I grew up in the firm patriotic belief that ‘homegrown’ was best, as it was all we knew and satisfied our requirements: cheap in price, abundant in quantity, reliable in quality and design, trusted in know-how and expertise. It also kept the economy going and fed mouths.
As we are only too aware, the demise of textile, not just across France but elsewhere in Europe and North America, has been – to say the least – spectacular, with established textile dynasties going bust and making way for the cheap imports and the tat! When once upon a time, my hometown boasted dozens of production mills providing employment to thousands of workers, today is a different story with only one textile mill, Bochard, still in activity, with less than a dozen employees…
If the industry is clutching at straws in Picardie and other declining northern French regions, it is still nonetheless trying to maintain a reputation for quality and tradition by producing table, bed and bath linen that may not necessarily compete in price with the cheap imports from the Middle & Far East, but which surpasses them on the overlooked parameter of quality.
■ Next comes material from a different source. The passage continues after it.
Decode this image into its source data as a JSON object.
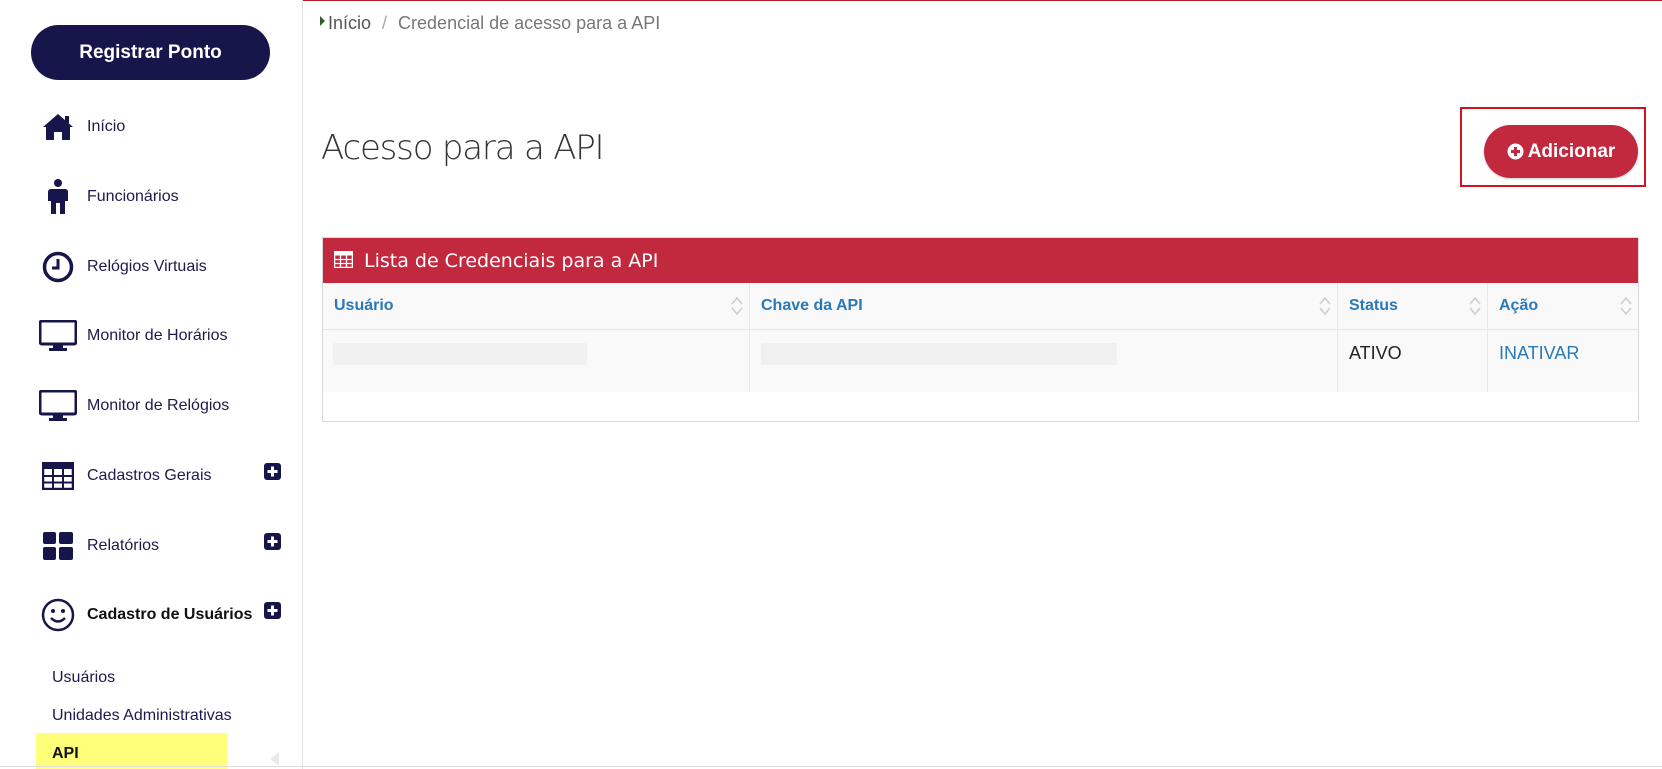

A parameter that the supply-chain guys employed by big retail organisations will sadly overlook as they nurture their bottom line and ROIs...
Below is the photographic testimony of this ruthless end of an era, with La Cotonnière de St-Quentin during demolition in 2008 (© Ministère de la Culture/ Région Picardie - Inventaire général/ Ville de St-Quentin).
I, the humble customer with a discerning taste that ‘traces its origins back to my own origins’, will carry on purchasing those items, out of love and principle, and because they represent a textile heritage that is linked to my own history.